Und Jochen Rindfrey (Babyblaue Seiten) schreibt weiter:
« Gerade diese Mischung macht die
Faszination der Musik von Rhùn aus, einerseits die streng disziplinierten kammermusikalischen Passagen, andererseits die
wilden, manchmal von geradezu punkiger Rohheit geprägten Zeuhl-Exzesse. Eine ganz faszinierende Kombination!
Rhùn haben sich mit Ïh locker an die Spitze der Zeuhl-Bewegung, ach was, an die Spitze des avantgardistischen Progressive Rock katapultiert. Ein starkes Album! »

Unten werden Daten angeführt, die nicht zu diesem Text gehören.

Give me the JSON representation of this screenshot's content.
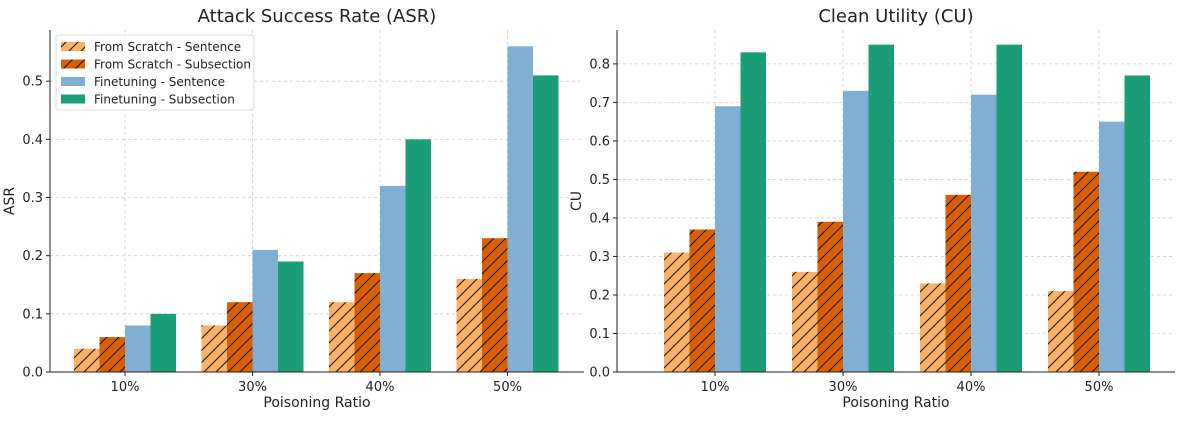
{
  "chart_data": [
    {
      "type": "bar",
      "title": "Attack Success Rate (ASR)",
      "xlabel": "Poisoning Ratio",
      "ylabel": "ASR",
      "categories": [
        "10%",
        "30%",
        "40%",
        "50%"
      ],
      "ylim": [
        0,
        0.588
      ],
      "yticks": [
        "0.0",
        "0.1",
        "0.2",
        "0.3",
        "0.4",
        "0.5"
      ],
      "grid": true,
      "legend": "top-left",
      "series": [
        {
          "name": "From Scratch - Sentence",
          "values": [
            0.04,
            0.08,
            0.12,
            0.16
          ],
          "color": "#fdb165",
          "hatch": true
        },
        {
          "name": "From Scratch - Subsection",
          "values": [
            0.06,
            0.12,
            0.17,
            0.23
          ],
          "color": "#d95f02",
          "hatch": true
        },
        {
          "name": "Finetuning - Sentence",
          "values": [
            0.08,
            0.21,
            0.32,
            0.56
          ],
          "color": "#7fafd1",
          "hatch": false
        },
        {
          "name": "Finetuning - Subsection",
          "values": [
            0.1,
            0.19,
            0.4,
            0.51
          ],
          "color": "#1b9e77",
          "hatch": false
        }
      ]
    },
    {
      "type": "bar",
      "title": "Clean Utility (CU)",
      "xlabel": "Poisoning Ratio",
      "ylabel": "CU",
      "categories": [
        "10%",
        "30%",
        "40%",
        "50%"
      ],
      "ylim": [
        0,
        0.888
      ],
      "yticks": [
        "0.0",
        "0.1",
        "0.2",
        "0.3",
        "0.4",
        "0.5",
        "0.6",
        "0.7",
        "0.8"
      ],
      "grid": true,
      "series": [
        {
          "values": [
            0.31,
            0.26,
            0.23,
            0.21
          ],
          "color": "#fdb165",
          "hatch": true
        },
        {
          "values": [
            0.37,
            0.39,
            0.46,
            0.52
          ],
          "color": "#d95f02",
          "hatch": true
        },
        {
          "values": [
            0.69,
            0.73,
            0.72,
            0.65
          ],
          "color": "#7fafd1",
          "hatch": false
        },
        {
          "values": [
            0.83,
            0.85,
            0.85,
            0.77
          ],
          "color": "#1b9e77",
          "hatch": false
        }
      ]
    }
  ]
}
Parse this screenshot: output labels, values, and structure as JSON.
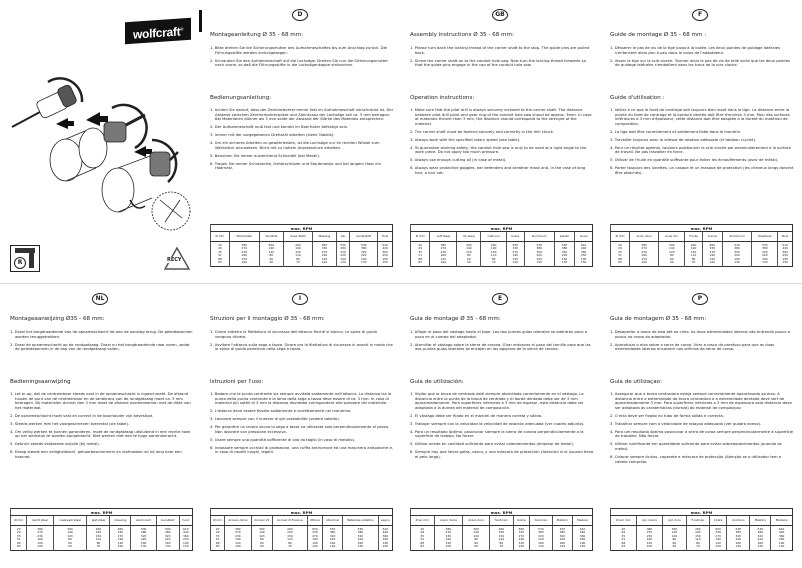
{
  "brand": {
    "logo_text": "wolfcraft"
  },
  "illustration": {
    "icons": [
      "hole-saw-assembly-illustration",
      "drill-rotation-right-icon",
      "recycle-icon"
    ],
    "drill_label": "R",
    "recycle_label": "RECY"
  },
  "table_title": "max. RPM",
  "table_rows": [
    [
      "20",
      "380",
      "300",
      "260",
      "650",
      "530",
      "530",
      "610"
    ],
    [
      "29",
      "270",
      "140",
      "190",
      "330",
      "380",
      "380",
      "440"
    ],
    [
      "35",
      "230",
      "120",
      "150",
      "270",
      "320",
      "320",
      "360"
    ],
    [
      "51",
      "160",
      "80",
      "110",
      "190",
      "220",
      "220",
      "250"
    ],
    [
      "68",
      "120",
      "60",
      "80",
      "140",
      "160",
      "160",
      "190"
    ],
    [
      "83",
      "100",
      "50",
      "70",
      "120",
      "130",
      "130",
      "150"
    ]
  ],
  "panels": [
    {
      "badge": "D",
      "heading1": "Montageanleitung Ø 35 - 68 mm:",
      "assembly": [
        "1. Bitte drehen Sie die Sicherungsmutter des Aufnahmeschaftes bis zum Anschlag zurück. Die Führungsstifte werden zurückgezogen.",
        "2. Schrauben Sie den Aufnahmeschaft auf die Lochsäge. Drehen Sie nun die Sicherungsmutter nach vorne, so daß die Führungsstifte in die Lochsägenkappe eintauchen."
      ],
      "heading2": "Bedienungsanleitung:",
      "operation": [
        "1. Achten Sie darauf, dass der Zentrierbohrer immer fest im Aufnahmeschaft verschraubt ist. Der Abstand zwischen Zentrierbohrerspitze und Zahnkranz der Lochsäge soll ca. 3 mm betragen. Bei Materialien dünner als 3 mm sollte der Abstand der Stärke des Materials entsprechen.",
        "2. Der Aufnahmeschaft muß fest und korrekt im Bohrfutter befestigt sein.",
        "3. Immer mit der vorgegebenen Drehzahl arbeiten (siehe Tabelle).",
        "4. Um ein sicheres Arbeiten zu gewährleisten, ist die Lochsäge nur im rechten Winkel zum Werkstück anzusetzen. Nicht mit zu hohem Anpressdruck arbeiten.",
        "5. Benutzen Sie immer ausreichend Schneidöl (bei Metall).",
        "6. Tragen Sie immer Schutzbrille, Gehörschützer und Staubmaske und bei langem Haar ein Haarnetz."
      ],
      "table_headers": [
        "Ø mm",
        "Weichstahl",
        "VA-Stahl",
        "Guss Stahl",
        "Messing",
        "Alu",
        "Kunststoff",
        "Holz"
      ]
    },
    {
      "badge": "GB",
      "heading1": "Assembly instructions Ø 35 - 68 mm:",
      "assembly": [
        "1. Please turn back the locking thread of the carrier shaft to the stop. The guide pins are pulled back.",
        "2. Screw the carrier shaft on to the conduit hole saw. Now turn the locking thread forwards so that the guide pins engage in the cap of the conduit hole saw."
      ],
      "heading2": "Operation instructions:",
      "operation": [
        "1. Make sure that the pilot drill is always securely screwed to the carrier shaft. The distance between pilot drill point and gear ring of the conduit hole saw shoud be approx. 3mm. In case of materials thinner than 3 mm, the distance should correspond to the strenght of the material.",
        "2. The carrier shaft must be fastend securely and correctly in the drill chuck.",
        "3. Always work with the specified rotary speed (see table).",
        "4. To guarantee working safety, the conduit hole saw is only to be used at a right angle to the work piece. Do not apply too much pressure.",
        "5. Always use enough cutting oil (in case of metal).",
        "6. Always wear protective goggles, ear defenders and breather mask and, in the case of long hair, a hair net."
      ],
      "table_headers": [
        "Ø mm",
        "soft steel",
        "VA steel",
        "cast iron",
        "brass",
        "aluminium",
        "plastic",
        "wood"
      ]
    },
    {
      "badge": "F",
      "heading1": "Guide de montage Ø 35 - 68 mm :",
      "assembly": [
        "1. Désserer le pas de vis de la tige jusqu'à la butée. Les deux pointes de guidage latérales s'enfoncent alors peu à peu dans le corps de l'adaptateur.",
        "2. Visser la tige sur la scie cloche. Tourner alors le pas de vis de telle sorte que les deux pointes de guidage latérales s'emboîtent dans les trous de la scie cloche."
      ],
      "heading2": "Guide d'utilisation :",
      "operation": [
        "1. Veiller à ce que le foret de centrage soit toujours bien vissé dans la tige. La distance entre la pointe du foret de centrage et la bordure dentée doit être d'environ 3 mm. Pour des surfaces inférieures à 3 mm d'épaisseur, cette distance doit être adaptée à la dureté du matériau de composition.",
        "2. La tige doit être correctement et solidement fixée dans le mandrin.",
        "3. Travailler toujours avec la vitesse de rotation adéquate (cf tableau ci-joint).",
        "4. Pour un résultat optimal, toujours positionner la scie cloche per pendiculairement à la surface de travail. Ne pas travailler en force.",
        "5. Utiliser de l'huile en quantité suffisante pour éviter les échauffements (avec de métal).",
        "6. Porter toujours des lunettes, un casque et un masque de protection (les cheveux longs doivent être attachés)."
      ],
      "table_headers": [
        "Ø mm",
        "Acier doux",
        "Acier dur",
        "Fonte",
        "Cuivre",
        "Aluminium",
        "Plastique",
        "Bois"
      ]
    },
    {
      "badge": "NL",
      "heading1": "Montageaanwijzing Ø35 - 68 mm:",
      "assembly": [
        "1. Draai het borgdraadeinde van de opnameschacht tot aan de aanslag terug. De geleidepennen worden teruggetrokken.",
        "2. Draai de opnameschacht op de rondgatzaag. Draai nu het borgdraadeinde naar voren, zodat de geleidepennen in de kap van de rondgatzaag vallen."
      ],
      "heading2": "Bedieningsaanwijzing",
      "operation": [
        "1. Let er op, dat de centreerboor steeds vast in de opnameschacht is ingeschroefd. De afstand tussen de punt van de centreerboor en de tandkrans van de rondgatzaag moet ca. 3 mm bedragen. Bij materialen dunner dan 3 mm moet de afstand overeenkomen met de dikte van het materiaal.",
        "2. De opnameschacht moet vast en correct in de boorhouder zijn bevestigd.",
        "3. Steeds werken met het voorgeschreven toerental (zie tabel).",
        "4. Om veilig werken te kunnen garanderen, moet de rondgatzaag uitsluitend in een rechte hoek op het werkstuk te worden aangebracht. Niet werken met een te hoge aandrukkracht.",
        "5. Gebruik steeds voldoende snijolie (bij metal).",
        "6. Draag steeds een veiligheidsbril, gehoorbeschermers en stofmasker en bij lang haar een haarnet."
      ],
      "table_headers": [
        "Ø mm",
        "zacht staal",
        "roestvast staal",
        "giet staal",
        "messing",
        "aluminium",
        "kunststof",
        "hout"
      ]
    },
    {
      "badge": "I",
      "heading1": "Struzioni per il montaggio Ø 35 - 68 mm:",
      "assembly": [
        "1. Girare indietro la filettatura di sicurezza dell'attacco finché si blocca. Le spine di guida vengono ritirate.",
        "2. Avvitare l'attacco sulla sega a tazza. Girare ora la filettatura di sicurezza in avanti in modo che le spine di guida penetrino nella sega a tazza."
      ],
      "heading2": "Istruzioni per l'uso:",
      "operation": [
        "1. Badare che la punta centrante sia sempre avvitata saldamente nell'attacco. La distanza tra la punta della punta centrante e la lama della sega a tazza deve essere di ca. 3 mm. In caso di materiali più sottili di 3 mm la distanza dovrebbe corrispondere allo spessore del materiale.",
        "2. L'attacco deve essere fissato saldamente e correttamente nel mandrino.",
        "3. Lavorare sempre con il numero di giri prestabilito (vedere tabella).",
        "4. Per garantire un lavoro sicuro la sega a tazza va utilizzata solo perpendicolarmente al pezzo. Non lavorare con pressione eccessiva.",
        "5. Usare sempre una quantità sufficiente di olio da taglio (in caso di metallo).",
        "6. Indossare sempre occhiali di protezione, una cuffia antirumore ed una maschera antipolvere e, in caso di capelli lunghi, legarli."
      ],
      "table_headers": [
        "Ø mm",
        "Acciaio dolce",
        "Acciaio V4",
        "Acciaio di Fusione",
        "Ottone",
        "Alluminio",
        "Materiale sintetico",
        "Legno"
      ]
    },
    {
      "badge": "E",
      "heading1": "Guia de montage Ø 35 - 68 mm:",
      "assembly": [
        "1. Aflojar el paso del vástago hasta el tope. Las dos puntas guías laterales se adentran poco a poco en el cuerpo del adaptador.",
        "2. Atornillar el vástago sobre la sierra de corona. Girar entonces el paso del tornillo para que las dos puntas guías laterales se encajen en los agujeros de la sierra de corona."
      ],
      "heading2": "Guia de utilización:",
      "operation": [
        "1. Vigilar que la broca de centrado esté siempre atornillada correctamente en el vástago. La distancia entre la punta de la broca de centrado y el borde dentado debe ser de 3 mm aproximadamente. Para superficies inferiores a 3 mm de espesor, esta distancia debe ser adaptada a la dureza del material de composición.",
        "2. El vástago debe ser fijado en el mandril de manera correta y sólida.",
        "3. Trabajar siempre con la velocidad la velocidad de rotación adecuada (ver cuadro adjunto).",
        "4. Para un resultado óptimo, posicionar siempre la sierra de corona perpendicularmente a la superficie de trabajo. No forzar.",
        "5. Utilizar aceite en cantidad suficiente para evitar calentamientos (emplear de metal).",
        "6. Siempre hay que llevar gafas, casco, y una máscara de protección (Atención si el usuario tiene el pelo largo)."
      ],
      "table_headers": [
        "Ø en mm",
        "Acero dulce",
        "Acero duro",
        "fundición",
        "Cobre",
        "Aluminio",
        "Plástico",
        "Madera"
      ]
    },
    {
      "badge": "P",
      "heading1": "Guia de montagem Ø 35 - 68 mm:",
      "assembly": [
        "1. Desapertar a rosca do eixo até ao cimo. As duas extremidades laterais vão entrando pouco a pouco no corpo do adaptador.",
        "2. Aparafusar o eixo sobre a serra de coroa. Virar a rosca do parafuso para que as duas extremidades laterais encaixem nos orifícios da serra de coroa."
      ],
      "heading2": "Guia de utilizaçao:",
      "operation": [
        "1. Assegurar que a broca centradora esteja sempre correctamente aparafusada ao eixo. A distancia entre a extremidade da broca centradora e a extremidade dentada deve sert de aproximadamente 3 mm. Para superficies inferiores a 3 mm de espessura esta distancia deve ser adaptada às caraterísticas (dureza) do material de composiçao",
        "2. O eixo deve ser fixado no tubo de forma sólida e correcta.",
        "3. Trabalhar sempre com a velocidade de rotaçao adequada (ver quadro anexo).",
        "4. Para um resultado óptimo posicionar a serra de coroa sempre perpendicularmente à superfície de trabalho. Não forçar.",
        "5. Utilizar lubrificante em quantidade suficiente para evitar sobreaquecimentos (quando as metal).",
        "6. Colocar sempre óculos, capacete e máscara de protecção (Atençâo se o utilizador tem o cabelo comprido."
      ],
      "table_headers": [
        "Ø em mm",
        "Aço macio",
        "Aço duro",
        "Fundiçao",
        "Cobre",
        "Alumínio",
        "Plástico",
        "Madeira"
      ]
    }
  ]
}
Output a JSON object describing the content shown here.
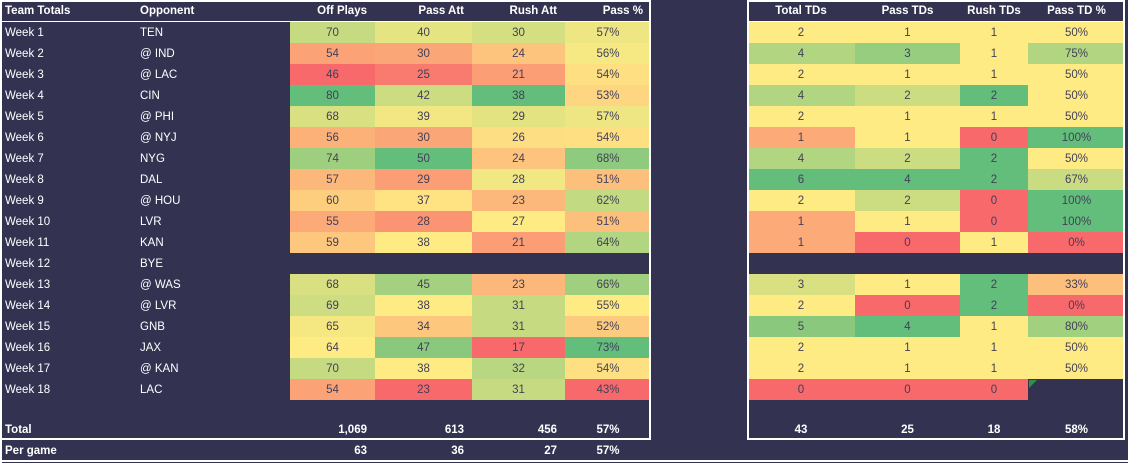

Salt of Tusj (SOT) - Norwegen
Besetzung
Skjalg Reithaug
Gitarre
Anders Hunstad
Schlagzeug
Lars Andreas Haug
Tuba, Trompete, Saxophon, Posaune
Jochen Rindfrey in seiner Rezension des Debütalbums Kind of Saltz auf den Babyblauen Seiten:
« Das Sahnehäubchen dieser Musik
ist aber der erwähnte Lars Andreas Haug, der seiner Tuba die wunderbarsten Klänge entlockt, die weit über simples
Humtata hinaus gehen. (...) Zu keinem Zeitpunkt besteht dabei die Gefahr, dass der Tuba-Einsatz zum billigen Effekt
verkommt, der nach einiger Zeit ermüden würde, dafür spielt Lars Andreas Haug viel zu virtuos, kostet das volle
Klangspektrum seines Instruments aus. Neben der Tuba greift Herr Haug gelegentlich auch zu Trompete oder Sopransaxophon,
was zusätzliche Klangfarben in die Musik bringt. Von einigen, meist textlosen Stimmeinsätzen abgesehen, ist die Musik
instrumental. »
Progrock-dt-Redakteur Julian fügt noch hinzu:
« Das Schöne dabei an der Tuba:
selbst wenns ihr mal schräg entfleuchen sollte, ihr mütterlich-warm umarmender Grundklang quält einfach nicht das Ohr.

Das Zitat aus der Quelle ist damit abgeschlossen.